The president has said he won’t stand for a second term if unemployment isn’t falling. He felt the heat when joblessness was rising. But shorter dole queues won’t stop voters punishing his Socialist party in December’s regional elections as they have in every ballot since he took office in 2012.
First, 624,600 more people are out of work now than when Hollande became president. This means the jobless total would have to fall at September’s unusually rapid pace for more than 26 months to wipe out the increase in unemployment seen so far on his watch. This is unlikely.
Granted, Hollande had the misfortune to take office when the euro zone debt crisis was in full swing. But the weakness of the French economy has been surprising given the country escaped the serious debt and banking crises which brought other countries to their knees, as the European Central Bank’s chief economist, Peter Praet, pointed out in an AFP interview published on Oct. 27.

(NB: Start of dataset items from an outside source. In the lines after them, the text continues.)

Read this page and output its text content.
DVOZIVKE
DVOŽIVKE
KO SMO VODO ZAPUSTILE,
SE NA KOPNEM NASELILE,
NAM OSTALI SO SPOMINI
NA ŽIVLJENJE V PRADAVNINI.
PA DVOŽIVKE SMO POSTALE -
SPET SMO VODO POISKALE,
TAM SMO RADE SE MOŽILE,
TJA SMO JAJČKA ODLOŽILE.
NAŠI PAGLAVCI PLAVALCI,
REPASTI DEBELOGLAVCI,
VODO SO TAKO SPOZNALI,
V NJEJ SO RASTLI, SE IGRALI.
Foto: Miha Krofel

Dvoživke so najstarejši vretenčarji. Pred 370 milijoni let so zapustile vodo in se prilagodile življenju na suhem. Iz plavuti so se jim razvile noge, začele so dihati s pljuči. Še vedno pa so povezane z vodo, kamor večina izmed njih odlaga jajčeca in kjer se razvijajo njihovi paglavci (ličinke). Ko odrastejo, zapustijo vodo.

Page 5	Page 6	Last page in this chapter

For Praet, the answer is the sort of reforms espoused by the government. But these changes are also at the root of Hollande’s electoral problem. Traditional Socialist voters are disenchanted with the centre-left government’s efforts to push through reforms they associate with a centre-right agenda. And economic reforms are also breeding insecurity, which is helping the anti-immigrant, anti-euro National Front.
In December, the far-right National Front is likely to take control of one and possibly two of the 13 regions in mainland France, with the centre-right Les Republicains expected to win a majority of the rest, according to a recent poll. Few governments can ignore this sort of mid-term electoral drubbing. Hollande may have to choose between his legacy as a reformer, or getting a shot at a second term.